Pictures from Remember Filey Butlins
Filey is a tiny little coastal town near Scarborough in North Yorkshire. The weather there can be both unforgiving and uncommonly clement. But the sea, being the of the ‘North’ variety, is always cold. It never had much going for it as a town, (perhaps it was never meant to), but for a short period in the last century, it made a lot of people happy. It had a Butlins holiday camp.
On a rather windy late August day some time ago, I passed the Filey Butlin’s in my car and pulled over to have a look at it. It had been left for some time and demolition had already started. I ambled briefly around the chalets and without a camera I was left with just the eeriness of of the place to fill my head. Strange echoes and the omnipresent recapture of land by mother nature.
The very idea of British holiday camps impresses me and I find that their rather brutal approach to ‘having fun’ is an interesting thing. The idea of staying in one place where everything you could possibly need to enjoy yourself is knocked together in plywood and corrugated metal with coloured lights on is strangely appealing.
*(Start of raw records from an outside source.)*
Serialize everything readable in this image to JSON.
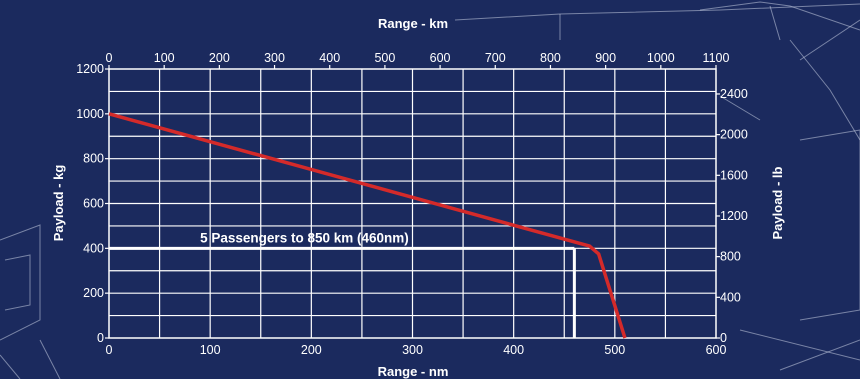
{
  "chart_data": {
    "type": "line",
    "xlabel_top": "Range - km",
    "xlabel_bottom": "Range - nm",
    "ylabel_left": "Payload - kg",
    "ylabel_right": "Payload - lb",
    "x_nm_range": [
      0,
      600
    ],
    "x_km_range": [
      0,
      1100
    ],
    "y_kg_range": [
      0,
      1200
    ],
    "y_lb_range": [
      0,
      2645.5
    ],
    "x_nm_ticks": [
      0,
      100,
      200,
      300,
      400,
      500,
      600
    ],
    "x_km_ticks": [
      0,
      100,
      200,
      300,
      400,
      500,
      600,
      700,
      800,
      900,
      1000,
      1100
    ],
    "y_kg_ticks": [
      0,
      200,
      400,
      600,
      800,
      1000,
      1200
    ],
    "y_lb_ticks": [
      0,
      400,
      800,
      1200,
      1600,
      2000,
      2400
    ],
    "grid": true,
    "series": [
      {
        "color": "#d42a2a",
        "x_nm": [
          0,
          475,
          484,
          510
        ],
        "y_kg": [
          1000,
          410,
          375,
          0
        ]
      }
    ],
    "annotation": {
      "text": "5 Passengers to 850 km (460nm)",
      "y_kg": 400,
      "x_nm": 460,
      "color": "#ffffff"
    }
  }
}
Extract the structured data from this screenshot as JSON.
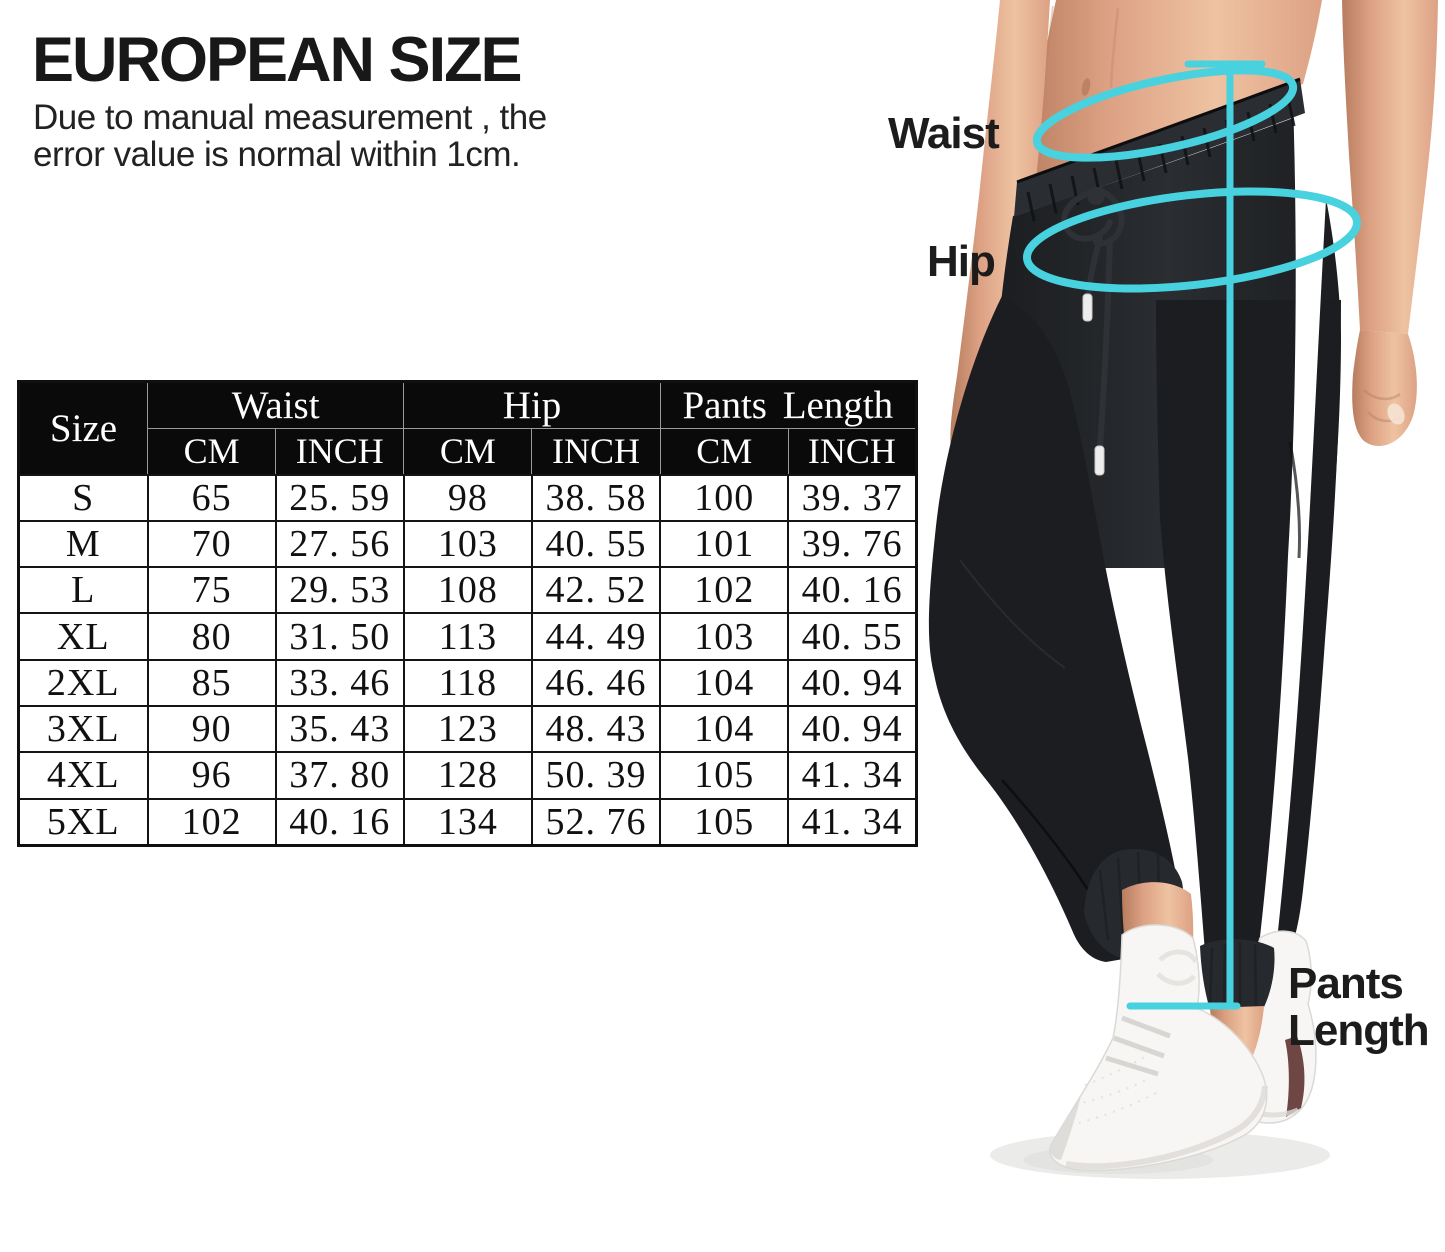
{
  "header": {
    "title": "EUROPEAN SIZE",
    "subtitle_line1": "Due to manual measurement , the",
    "subtitle_line2": "error value is normal within 1cm."
  },
  "size_chart": {
    "header": {
      "size": "Size",
      "waist": "Waist",
      "hip": "Hip",
      "pants_length": "Pants Length",
      "cm": "CM",
      "inch": "INCH"
    },
    "rows": [
      {
        "size": "S",
        "cells": [
          "65",
          "25. 59",
          "98",
          "38. 58",
          "100",
          "39. 37"
        ]
      },
      {
        "size": "M",
        "cells": [
          "70",
          "27. 56",
          "103",
          "40. 55",
          "101",
          "39. 76"
        ]
      },
      {
        "size": "L",
        "cells": [
          "75",
          "29. 53",
          "108",
          "42. 52",
          "102",
          "40. 16"
        ]
      },
      {
        "size": "XL",
        "cells": [
          "80",
          "31. 50",
          "113",
          "44. 49",
          "103",
          "40. 55"
        ]
      },
      {
        "size": "2XL",
        "cells": [
          "85",
          "33. 46",
          "118",
          "46. 46",
          "104",
          "40. 94"
        ]
      },
      {
        "size": "3XL",
        "cells": [
          "90",
          "35. 43",
          "123",
          "48. 43",
          "104",
          "40. 94"
        ]
      },
      {
        "size": "4XL",
        "cells": [
          "96",
          "37. 80",
          "128",
          "50. 39",
          "105",
          "41. 34"
        ]
      },
      {
        "size": "5XL",
        "cells": [
          "102",
          "40. 16",
          "134",
          "52. 76",
          "105",
          "41. 34"
        ]
      }
    ]
  },
  "figure": {
    "labels": {
      "waist": "Waist",
      "hip": "Hip",
      "pants_length_line1": "Pants",
      "pants_length_line2": "Length"
    },
    "colors": {
      "annotation": "#48d1df",
      "pants": "#1b1d20",
      "pants_shade": "#2a2d31",
      "cuff": "#26292d",
      "stripe": "#ffffff",
      "skin": "#dda184",
      "skin_light": "#eec3a2",
      "skin_shadow": "#b87c5f",
      "shoe": "#f7f6f4",
      "shoe_shade": "#dcdad6",
      "shoe_accent": "#6e4744",
      "shadow": "#ebebe9",
      "drawstring": "#2e3135",
      "aglet": "#ededed"
    }
  }
}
In particular, I’m very fond of the themed bars and stylised areas of Butlins. The ‘Hawaiian bar’ or the ‘Pool Terrace’, decorated with LSD inspired carpets and plastic orange stools now seem rather splendid settings to smoke a woodbine or two and perhaps enjoy a tall glass of Martini Rosso.
I like the gallery section of ‘Remember Filey Butlins’ – genuinely quite nostalgic. There are also tons of pictures (old and new) of Butlins across Britain on Flickr. There is something heartaching about the old discoloured pictures of these places that tells a very profound tale of the British working class holiday of yesteryear.